I’m confessedly less agile to make myself a spectacle. I haven’t any acrobatic mode. Leaking out of bed, somewhere between August and vomitus,  somewhere between God and Alabraxis and Abraham and Barbiturate, I’ll flick a broken tooth toward the “TRACKING BEGIN” button on my lousy Boss-BR 600 (which I use more these days) and record a few failures, then fail less on the fifth or sixth time. Then I’ll take a break and think how I can start failing better the next dozen times; and so it…goes…

9) Are there any updates as to what formats “Oceanclots” might be released on? (Cassette would be ideal for me, obviously)

Sure. So far as I know, Acephale Winter Productions has the tape rights to the album for however long they want. Good folks over there.
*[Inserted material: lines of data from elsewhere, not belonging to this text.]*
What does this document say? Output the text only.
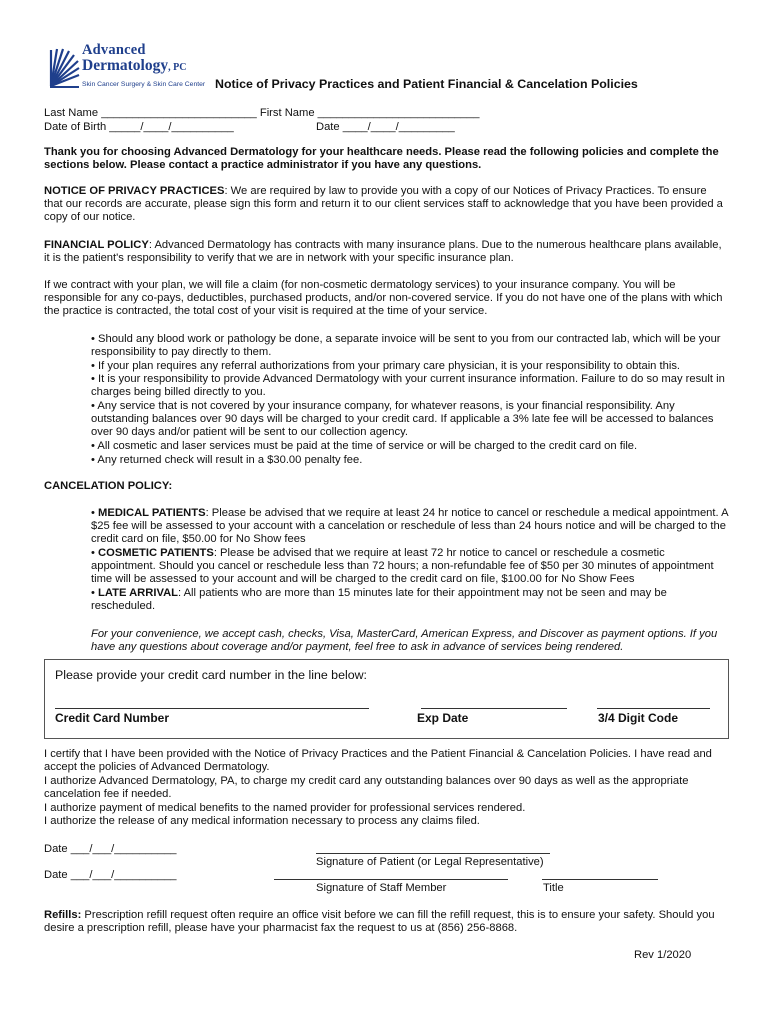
Advanced
Dermatology, PC
Skin Cancer Surgery & Skin Care Center Notice of Privacy Practices and Patient Financial & Cancelation Policies
Last Name _________________________ First Name __________________________
Date of Birth _____/____/__________	Date ____/____/_________

Thank you for choosing Advanced Dermatology for your healthcare needs. Please read the following policies and complete the sections below. Please contact a practice administrator if you have any questions.

NOTICE OF PRIVACY PRACTICES: We are required by law to provide you with a copy of our Notices of Privacy Practices. To ensure that our records are accurate, please sign this form and return it to our client services staff to acknowledge that you have been provided a copy of our notice.

FINANCIAL POLICY: Advanced Dermatology has contracts with many insurance plans. Due to the numerous healthcare plans available, it is the patient's responsibility to verify that we are in network with your specific insurance plan.

If we contract with your plan, we will file a claim (for non-cosmetic dermatology services) to your insurance company. You will be responsible for any co-pays, deductibles, purchased products, and/or non-covered service. If you do not have one of the plans with which the practice is contracted, the total cost of your visit is required at the time of your service.

• Should any blood work or pathology be done, a separate invoice will be sent to you from our contracted lab, which will be your responsibility to pay directly to them.

• If your plan requires any referral authorizations from your primary care physician, it is your responsibility to obtain this.

• It is your responsibility to provide Advanced Dermatology with your current insurance information. Failure to do so may result in charges being billed directly to you.

• Any service that is not covered by your insurance company, for whatever reasons, is your financial responsibility. Any outstanding balances over 90 days will be charged to your credit card. If applicable a 3% late fee will be accessed to balances over 90 days and/or patient will be sent to our collection agency.

• All cosmetic and laser services must be paid at the time of service or will be charged to the credit card on file.

• Any returned check will result in a $30.00 penalty fee.

CANCELATION POLICY:

• MEDICAL PATIENTS: Please be advised that we require at least 24 hr notice to cancel or reschedule a medical appointment. A $25 fee will be assessed to your account with a cancelation or reschedule of less than 24 hours notice and will be charged to the credit card on file, $50.00 for No Show fees

• COSMETIC PATIENTS: Please be advised that we require at least 72 hr notice to cancel or reschedule a cosmetic appointment. Should you cancel or reschedule less than 72 hours; a non-refundable fee of $50 per 30 minutes of appointment time will be assessed to your account and will be charged to the credit card on file, $100.00 for No Show Fees

• LATE ARRIVAL: All patients who are more than 15 minutes late for their appointment may not be seen and may be rescheduled.

For your convenience, we accept cash, checks, Visa, MasterCard, American Express, and Discover as payment options. If you have any questions about coverage and/or payment, feel free to ask in advance of services being rendered.

Please provide your credit card number in the line below:
Credit Card Number	Exp Date	3/4 Digit Code

I certify that I have been provided with the Notice of Privacy Practices and the Patient Financial & Cancelation Policies. I have read and accept the policies of Advanced Dermatology.

I authorize Advanced Dermatology, PA, to charge my credit card any outstanding balances over 90 days as well as the appropriate cancelation fee if needed.

I authorize payment of medical benefits to the named provider for professional services rendered.

I authorize the release of any medical information necessary to process any claims filed.

Date ___/___/__________
Signature of Patient (or Legal Representative)
Date ___/___/__________
Signature of Staff Member	Title

Refills: Prescription refill request often require an office visit before we can fill the refill request, this is to ensure your safety. Should you desire a prescription refill, please have your pharmacist fax the request to us at (856) 256-8868.

Rev 1/2020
They took me on during my Congressional period and put out “Withdrawals…” Then I went through them.

10) You also have an EP with Sylvan Screams Analog. Any more info on that right now?

What I know: Mitch is a great fellow and only graciously does he take on his recording treatments; the artists; the whole kith and kin.

11) I also read that Wolfrune Worxxx plans on releasing your entire catalog on limited cassettes. Has there been any consideration with that as to doing something like a 20 cassette boxed set of everything to be purchased all at once?

Well, the guy sent me some mail about re-issuing a good portion of my biblio some good while back; sadly, it wouldn’t be worth drawing up guesses as to just what he plans, exactly, to do. What I know: no profits will go to me. What I do not know: if that isn’t just categorical silliness/self-absenteeism on my part.

 12) Final thoughts, shout outs, plugs, etc… ???

Foremost and of course: this was some delightful chittering.( Àllah vôtre.)

Plugging?

More myself down the end-wise route of intravenously introducing my Oscar-ponies to the Arterial Academy.

Anything on the WAY roster is good: Striborg, Vardan; anything on AWP; Dunnock’s got a great new tape out on SSA; and in that way, all and any of Mitch’s dream roster. The new album by Twilight Fauna was so peculiarly sad…have a shot at that one, if you’d like. 

As for what I’m trying to be doing: Lead Wings will be debuting our first material, featuring the gang from Atrum Tempestas, somewhere (soon).  (I’ll have a vocal/lyrical role in that project.)


And a friend told me only a little while ago that he’s got a new project, Tethra, which all of you – “are you there? Do you care whether we have an ostrich, even?” – ought to at least enjoy, if not show a total and categorical support. You might know his earlier stuff in Faded Grave. Good pal of mine, I’m fairly sure.